There’s a cat lying on my back, purring, digging his claws into my shoulder in rhythmic little pushes. I roll to my side, pushing him off, and turn my head to open one eye, but it’s swollen shut and crusty. Jesus Christ, did I get punched in the face?

“Here’s a fresh washcloth.” Lo’s soft voice comes from beside me, and it all comes back again. The baby, Zack, Ty and Lo showing up at my place and bringing me home with them, and I feel the tears start again. “Oh, honey, don’t cry.”

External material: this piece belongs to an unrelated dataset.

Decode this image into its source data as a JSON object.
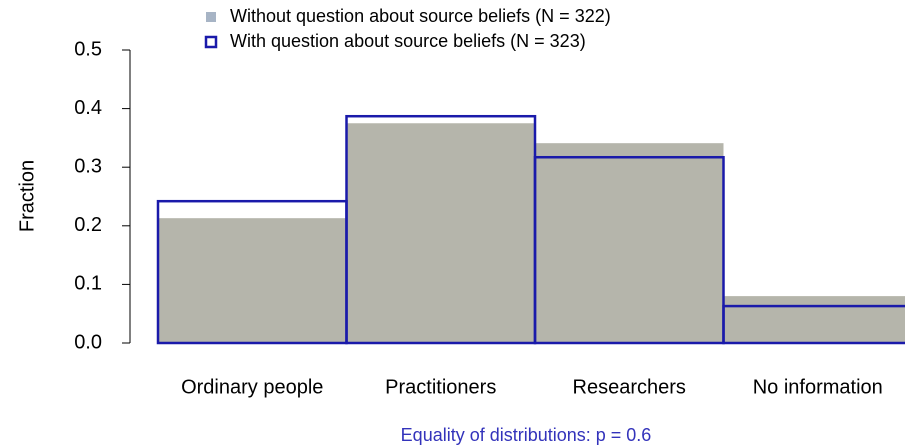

She presses the washcloth against my forehead and brushes it over my eyes and cheeks. I take it from her and wipe my eyes clean, then struggle to open them. It’s dark outside now. My head is pounding with the biggest headache of my life and my mouth is dry.

“Can I have some water?” I ask.

“There’s a bottle right here, along with some Advil.”

“I can’t have Advil,” I reply as I sit up and sip the water.

“Really?” She asks with knowing eyes, but I don’t want to tell her. Not yet.

I shake my head and wince at the pain that comes with it. I lower myself back to the bed and take a long, deep breath.

“Where’s Ty?”

“Downstairs making soup. He doesn’t know what to do with himself, so he thought he’d make you some soup for when you wake up.”

A few seconds later, Ty enters the room quietly, walks around to the other side of the bed, and sits on it cross-legged, watching me closely.

“Talk to me, princess.”

“I’m pregnant.” My voice is hollow.

“That’s awesome!” Lo exclaims and takes my hand in hers.

Ty holds my gaze in his, his face sober, and I feel tears gather again.

“Why were you at my house?”

“We came by to say hi. Brought dessert. We could hear your smoke alarm from the driveway.”

I nod and frown, glance down at my hands.

“He left me.”

“What happened?”

I shrug one shoulder and wipe my eyes with the washcloth still in my hand. “I thought my cycles were off again.” I hiccup and Lo offers me more water. “I dealt with infertility issues for a long time.” I quickly
fill Lo in on my history with my ex. “So I made an appointment with Hannah for today, thinking I just needed to get some meds and I’d be on track again.”

My hands shake as I push them through my hair.

“But I’m pregnant.” I start to laugh at the absurdity of it all, and once I start I can’t stop. “Seriously? Pregnant.”

It’s hilarious to me all of a sudden.

“I took medication that made me throw up, get hot flashes, caused mood swings to rival those of an unmedicated schizophrenic, and I gave myself shots in my own ass for
years
to get pregnant.
Years!
” I laugh some more and wipe my eyes with the cloth. “And now that I’m happily divorced, and things are going well, and I finally came to grips with the fact that I’d never have kids, here I am. Pregnant.”

“What happened next, Jill?” Ty pulls my hands from my face and pins me in his stare. “When we found you, your house was about to burn down and you were unresponsive on the floor.”

“Zack came over for dinner,” I whisper. “I knew he’d be surprised, and maybe a little apprehensive, but . . .” I shake my head and take a deep breath, feeling the tears gather again.

Fuck, my emotions are all over the damn place.

“But?”

“But he was angry. He thinks I did it on purpose.”

“What the fuck?” Ty exclaims, but I grip his hand in mine and hold on tight.

“I need you to leave it be, Ty.”

“Like hell! What the fuck is his problem?”

“He’s scared,” Lo says, and shakes her head. “It’s scared him.”

“He spent seven years in a war zone, Lo,” I reply dryly. “Nothing scares him.”

“That’s not true,” Ty replies. “She’s right. You scared the shit out of him, Jilly.”

I scowl at both of them.

“Well, that’s ridiculous.”

Ty’s shaking his head as he thinks it over. “No, it’s not. Given his past with Kensie, he’s gotta be wrestling with some demons right now.”

Holy fuck.

“I didn’t even think about Kensie.” I cover my face again and feel the tears fall down my cheeks. “I was so excited that I finally got pregnant, and that it’s with Zack, that I didn’t even think about that bitch and how they started together.”